Following the State of California’s watering down of Technical Bulletin 117 in 2013, it was only a matter of time until we heard about another fire with fatalities being blamed on polyurethane foam. In the below CBC news release, it is not revealed whether the PU foam in the chairs was made since TB-117-2013 went into effect (meaning it only had to pass the cigarette smolder test) or if the foam was older and might have contained older generation FR additives which were used to comply with the original Cal-117 (vertical burn and smolder). In either case, it is painfully evident that had newer generation FR technology been used (which is environmentally safe, readily available and economically feasible), this tragedy might have been avoided.
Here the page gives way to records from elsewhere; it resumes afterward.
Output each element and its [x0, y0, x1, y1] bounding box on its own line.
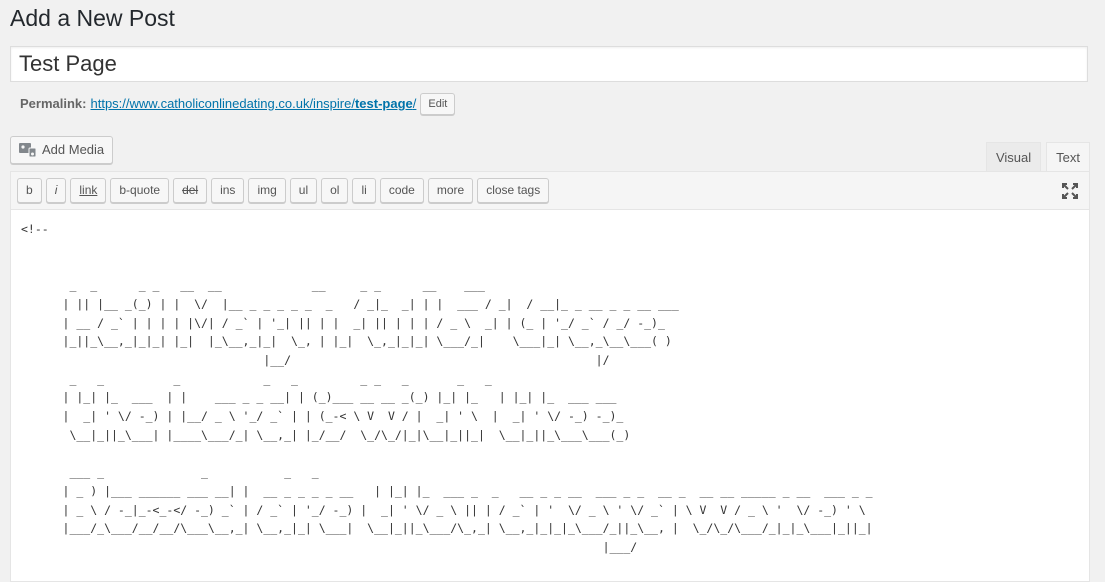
qt-link-button[interactable]: link	[70, 178, 107, 203]
qt-close-tags-button[interactable]: close tags	[477, 178, 550, 203]
qt-more-button[interactable]: more	[427, 178, 474, 203]
post-title-input[interactable]: Test Page	[10, 46, 1088, 82]
permalink-edit-button[interactable]: Edit	[420, 93, 456, 115]
qt-code-button[interactable]: code	[379, 178, 424, 203]
permalink-link[interactable]: https://www.catholiconlinedating.co.uk/i…	[90, 93, 416, 115]
add-media-label: Add Media	[42, 142, 105, 157]
permalink-row: Permalink: https://www.catholiconlinedat…	[20, 93, 456, 115]
page-title: Add a New Post	[10, 5, 175, 31]
qt-ins-button[interactable]: ins	[211, 178, 245, 203]
editor-tabs: Visual Text	[981, 142, 1090, 171]
quicktags-toolbar: b i link b-quote del ins img ul ol li co…	[11, 172, 1089, 210]
qt-ul-button[interactable]: ul	[289, 178, 318, 203]
tab-visual[interactable]: Visual	[985, 142, 1042, 171]
fullscreen-icon[interactable]	[1061, 182, 1079, 200]
qt-del-button[interactable]: del	[173, 178, 208, 203]
qt-li-button[interactable]: li	[352, 178, 376, 203]
permalink-url-base: https://www.catholiconlinedating.co.uk/i…	[90, 96, 355, 111]
editor-content-area[interactable]: <!-- _ _ _ _ __ __ __ _ _ __ ___ | || |_…	[11, 210, 1089, 581]
qt-bold-button[interactable]: b	[17, 178, 42, 203]
qt-blockquote-button[interactable]: b-quote	[110, 178, 170, 203]
text-editor: b i link b-quote del ins img ul ol li co…	[10, 171, 1090, 582]
tab-text[interactable]: Text	[1046, 142, 1090, 171]
add-media-button[interactable]: Add Media	[10, 136, 114, 164]
permalink-label: Permalink:	[20, 96, 87, 111]
qt-ol-button[interactable]: ol	[321, 178, 349, 203]
permalink-slug: test-page	[354, 96, 413, 111]
editor-text: <!-- _ _ _ _ __ __ __ _ _ __ ___ | || |_…	[21, 222, 873, 554]
qt-img-button[interactable]: img	[248, 178, 286, 203]
media-icon	[19, 143, 37, 158]
qt-italic-button[interactable]: i	[45, 178, 67, 203]
permalink-trail: /	[412, 96, 417, 111]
In the case of this fire, we may never know since the evidence, and tragically three human lives have gone up in smoke…
CBC News Posted: Feb 24, 2016
Toxic smoke in fatal TCH fire came from polyurethane chairs; Victims died of smoke inhalation, Toronto Fire says
Toronto fire officials say they have pinpointed the source of the smoke that killed three people during a fire earlier this month at a Toronto Community Housing building in Scarborough.
They say the toxic smoke came from two polyurethane chairs that caught fire in a hallway on the fifth floor of the apartment building on Neilson Road near Finch Avenue.
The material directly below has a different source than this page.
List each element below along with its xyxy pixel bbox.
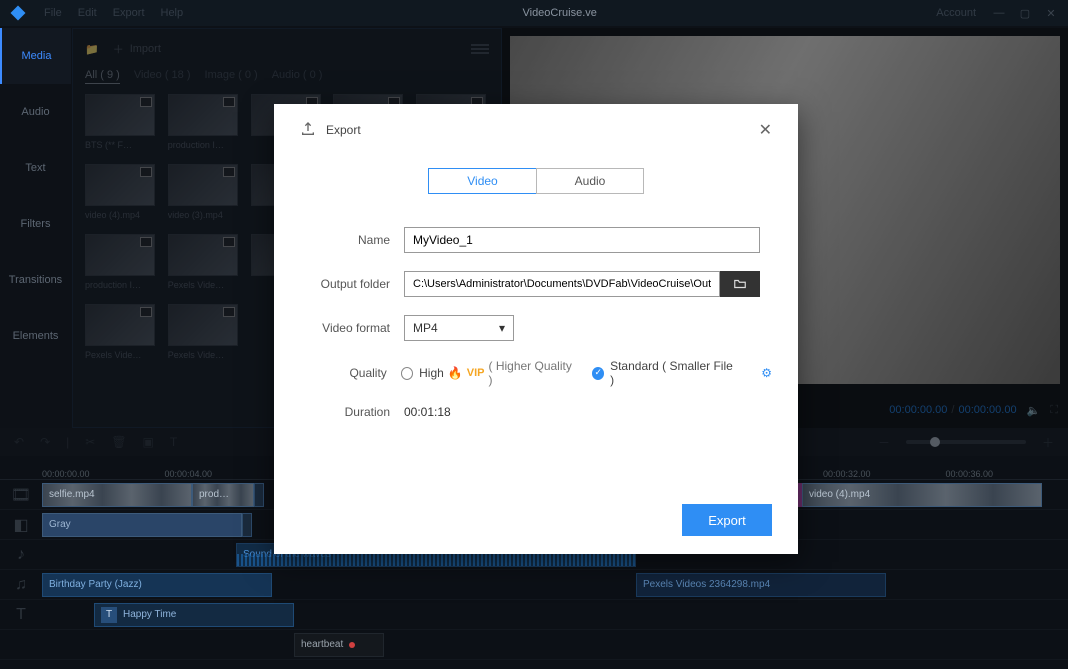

Toronto Fire has charged TCH with having combustible material in a means of egress, a violation of the Ontario Fire Code that comes with a maximum fine of $100,000.
“This charge specifically relates to the polyurethane furniture located in the fifth floor hallway,” Toronto Fire Chief Jim Sales said.
Sales said the cause of the fire at 1315 Neilson Road on Feb. 5 is still under investigation. The building is not a seniors residence but it is predominantly occupied by older tenants.
TCH has indicated it plans to fight the charge, which is not criminal, because it says it was in compliance with fire safety standards.
In addition to the fatalities, 15 people were injured. Some residents were forced to jump out of windows to escape the flames.
‘People are responsible for their own actions’
A resident told CBC News smoking in common areas is a problem in the building, and other residents claim cigarettes were the cause of the fire.
But TCH CEO Greg Spearn said the housing agency has a non-smoking policy in its buildings.
“People are responsible for their own actions. It’s very hard to control them but we do our very best,” he said.
When a resident is in violation of the policy, that person will receive a verbal warning, then a written warning. If the behaviour continues, the resident could face eviction.
Toronto Fire Services says it will increase its fire prevention efforts at TCHC buildings, which includes 200 high-rises and 69 seniors residences.
The plan is to re-educate superintendents, staff and residents and to conduct drills and fire safety inspections at all TCHC buildings by the end of this year.